As starters, we had "Russian" salad (front) and aubergine salad (rear). The "Russian" salad contained meat (I thought it was chicken, but the friend said it might be beef, so I am not sure). Again according to the friend, the Romanian "Russian" salad should contain loads of green peas, but this one did not. I liked it anyway. On the other hand, the aubergine salad was mayonnaise-y and I was not fond of it, while the friend said it was good. It was a matter of taste, I suppose.
This was picked up by the friend from the starter section, but it was so filling that it should really be a main course. The white stuff is a mixture of Romanian cottage cheese and sour cream and the yellow stuff is corn meal (like Italian polenta). The other Romanian friend of mine later told me that the Romanian people typically eat this as a main course after a soup at home. I liked this cream very much. Maybe the best thing for me among all the dishes we ate there. It was simple, but good.
Here is an assorted plate of Romanian pickles that we ordered instead of salad. I generally like pickles and these were not exception, but for GH who does not like pickles in general, it wasn't exception either.
And main courses. These are Romanian cabbage rolls. Stuffing was minced meat and served with polenta and sour cream. It had a particular sour flavor and I guessed that it was because cabbage was pickled.
This is Romanian style "tigania" (so we were explained by the owner), served with polenta, grated cheese and fried egg. The meat was pork and sausage. Although it was described "tigania", the meat wasn't flash fried, but stewed.
And here is Romanian kebab "mititei", served with fries and mustard.

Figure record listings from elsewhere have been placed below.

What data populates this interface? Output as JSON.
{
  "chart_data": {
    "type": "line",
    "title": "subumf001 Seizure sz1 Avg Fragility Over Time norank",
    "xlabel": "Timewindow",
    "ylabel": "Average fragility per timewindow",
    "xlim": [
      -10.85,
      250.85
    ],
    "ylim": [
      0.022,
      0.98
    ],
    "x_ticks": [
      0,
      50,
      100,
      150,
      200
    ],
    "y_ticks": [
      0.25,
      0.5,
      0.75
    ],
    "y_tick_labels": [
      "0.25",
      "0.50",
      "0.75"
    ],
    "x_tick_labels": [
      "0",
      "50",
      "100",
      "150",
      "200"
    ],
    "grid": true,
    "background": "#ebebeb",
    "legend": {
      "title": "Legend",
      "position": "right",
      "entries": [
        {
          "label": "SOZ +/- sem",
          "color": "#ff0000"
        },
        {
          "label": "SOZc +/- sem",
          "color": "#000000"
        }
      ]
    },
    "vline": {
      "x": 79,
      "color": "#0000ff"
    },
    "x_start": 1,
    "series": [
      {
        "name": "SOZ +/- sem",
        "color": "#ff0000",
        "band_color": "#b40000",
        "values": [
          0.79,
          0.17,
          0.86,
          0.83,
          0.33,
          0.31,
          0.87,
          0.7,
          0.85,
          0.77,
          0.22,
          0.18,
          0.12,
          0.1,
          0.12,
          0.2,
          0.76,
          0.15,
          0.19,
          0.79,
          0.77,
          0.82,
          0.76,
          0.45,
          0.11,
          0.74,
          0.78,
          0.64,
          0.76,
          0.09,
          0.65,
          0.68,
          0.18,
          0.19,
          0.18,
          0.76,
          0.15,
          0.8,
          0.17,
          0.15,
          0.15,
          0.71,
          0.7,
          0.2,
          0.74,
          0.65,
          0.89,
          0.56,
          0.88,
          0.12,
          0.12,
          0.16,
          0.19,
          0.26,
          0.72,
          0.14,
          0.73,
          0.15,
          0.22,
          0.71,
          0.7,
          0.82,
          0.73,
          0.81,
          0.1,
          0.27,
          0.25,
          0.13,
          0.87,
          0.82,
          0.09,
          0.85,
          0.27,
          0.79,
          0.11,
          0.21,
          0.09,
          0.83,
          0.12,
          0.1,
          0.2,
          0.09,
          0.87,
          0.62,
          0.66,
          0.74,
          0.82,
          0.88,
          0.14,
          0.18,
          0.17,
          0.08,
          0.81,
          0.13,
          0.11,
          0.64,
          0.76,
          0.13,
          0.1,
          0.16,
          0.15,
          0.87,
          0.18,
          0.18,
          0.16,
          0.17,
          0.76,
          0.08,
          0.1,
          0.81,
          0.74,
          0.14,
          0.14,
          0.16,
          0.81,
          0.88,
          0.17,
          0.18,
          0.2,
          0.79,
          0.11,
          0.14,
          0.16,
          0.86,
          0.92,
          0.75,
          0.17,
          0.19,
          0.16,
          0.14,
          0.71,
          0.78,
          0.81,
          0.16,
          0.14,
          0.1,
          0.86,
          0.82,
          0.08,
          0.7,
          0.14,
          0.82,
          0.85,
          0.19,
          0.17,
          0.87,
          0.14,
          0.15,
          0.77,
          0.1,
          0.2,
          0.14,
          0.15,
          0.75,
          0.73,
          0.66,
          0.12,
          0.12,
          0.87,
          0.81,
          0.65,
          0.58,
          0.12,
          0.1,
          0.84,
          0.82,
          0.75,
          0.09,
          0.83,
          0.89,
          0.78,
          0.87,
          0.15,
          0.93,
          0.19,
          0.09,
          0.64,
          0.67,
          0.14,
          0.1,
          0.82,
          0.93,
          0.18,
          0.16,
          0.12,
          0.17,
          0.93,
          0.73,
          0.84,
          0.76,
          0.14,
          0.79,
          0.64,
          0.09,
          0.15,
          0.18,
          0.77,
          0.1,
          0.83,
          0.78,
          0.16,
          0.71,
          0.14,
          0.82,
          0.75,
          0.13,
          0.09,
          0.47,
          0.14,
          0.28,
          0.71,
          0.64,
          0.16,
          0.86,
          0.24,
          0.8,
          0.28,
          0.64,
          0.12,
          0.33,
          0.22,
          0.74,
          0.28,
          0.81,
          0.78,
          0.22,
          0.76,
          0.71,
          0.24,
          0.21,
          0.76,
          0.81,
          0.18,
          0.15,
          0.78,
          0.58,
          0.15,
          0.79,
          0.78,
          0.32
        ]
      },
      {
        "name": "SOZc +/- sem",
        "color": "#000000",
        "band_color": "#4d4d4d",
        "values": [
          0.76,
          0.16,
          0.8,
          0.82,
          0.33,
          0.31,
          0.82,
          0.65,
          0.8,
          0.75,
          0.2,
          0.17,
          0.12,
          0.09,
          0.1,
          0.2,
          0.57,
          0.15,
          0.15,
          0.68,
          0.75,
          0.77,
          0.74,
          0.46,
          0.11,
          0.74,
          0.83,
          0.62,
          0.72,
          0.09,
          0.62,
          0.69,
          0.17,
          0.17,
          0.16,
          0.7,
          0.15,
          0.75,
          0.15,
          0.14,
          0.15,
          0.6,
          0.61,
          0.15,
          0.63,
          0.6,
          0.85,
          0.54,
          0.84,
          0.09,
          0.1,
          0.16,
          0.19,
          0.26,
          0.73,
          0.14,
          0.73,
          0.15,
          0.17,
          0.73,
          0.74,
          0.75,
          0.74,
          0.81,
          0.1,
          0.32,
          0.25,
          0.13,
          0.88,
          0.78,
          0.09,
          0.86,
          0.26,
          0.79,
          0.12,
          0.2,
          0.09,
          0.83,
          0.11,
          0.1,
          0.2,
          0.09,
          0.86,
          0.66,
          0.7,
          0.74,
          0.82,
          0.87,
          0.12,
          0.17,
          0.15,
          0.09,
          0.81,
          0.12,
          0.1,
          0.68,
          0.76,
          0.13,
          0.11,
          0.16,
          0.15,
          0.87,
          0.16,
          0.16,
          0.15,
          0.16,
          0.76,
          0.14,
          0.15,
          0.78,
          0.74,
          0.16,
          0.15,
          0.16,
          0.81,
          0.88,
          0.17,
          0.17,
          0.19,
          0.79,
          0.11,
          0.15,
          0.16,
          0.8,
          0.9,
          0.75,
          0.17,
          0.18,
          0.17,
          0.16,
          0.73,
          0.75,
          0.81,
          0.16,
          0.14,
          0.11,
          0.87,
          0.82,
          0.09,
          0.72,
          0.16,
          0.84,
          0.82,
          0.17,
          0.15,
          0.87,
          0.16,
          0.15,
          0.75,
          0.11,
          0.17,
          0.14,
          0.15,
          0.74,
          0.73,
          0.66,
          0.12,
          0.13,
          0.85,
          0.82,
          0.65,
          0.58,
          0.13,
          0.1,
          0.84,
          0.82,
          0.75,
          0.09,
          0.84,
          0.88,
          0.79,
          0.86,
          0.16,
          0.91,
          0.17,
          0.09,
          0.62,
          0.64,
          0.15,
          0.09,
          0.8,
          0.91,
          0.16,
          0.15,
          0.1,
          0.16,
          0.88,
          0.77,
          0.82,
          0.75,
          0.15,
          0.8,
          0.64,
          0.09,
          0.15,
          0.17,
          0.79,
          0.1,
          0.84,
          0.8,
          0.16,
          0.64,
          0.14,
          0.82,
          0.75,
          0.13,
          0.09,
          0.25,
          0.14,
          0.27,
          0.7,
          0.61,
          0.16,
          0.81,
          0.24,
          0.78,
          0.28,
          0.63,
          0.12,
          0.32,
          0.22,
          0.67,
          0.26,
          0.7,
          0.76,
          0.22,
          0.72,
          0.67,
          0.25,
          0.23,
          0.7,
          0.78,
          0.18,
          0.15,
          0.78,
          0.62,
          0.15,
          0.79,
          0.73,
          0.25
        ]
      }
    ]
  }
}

All the meat main dishes were tasty enough, but I had an impression that the quality of meat was somehow, I don't know how to say, "compromised"? I mean, if I were to cook the same dishes, I would have used better quality meat.
Our Romanian friend insisted that we should try desserts as well, even if we were totally full at this point.
Here is Romanian crepe with jam.
And these are Romanian donuts served with creamed white cheese and jam.
I liked better the crepes.
With a bottle of water, the total bill seemed to come to 50 and a few Euro. I say "seemed" because our Romanian friend snatched the bill and did not want to show it to us. In the end, we managed to hand her in some money, but we do not know what cost how much exactly.
In any case, we exaggerated with orders and I guess one can easily get away with 15 Euro per a head. I would want to go back to try other dishes, especially soups that the Romanian eat a lot.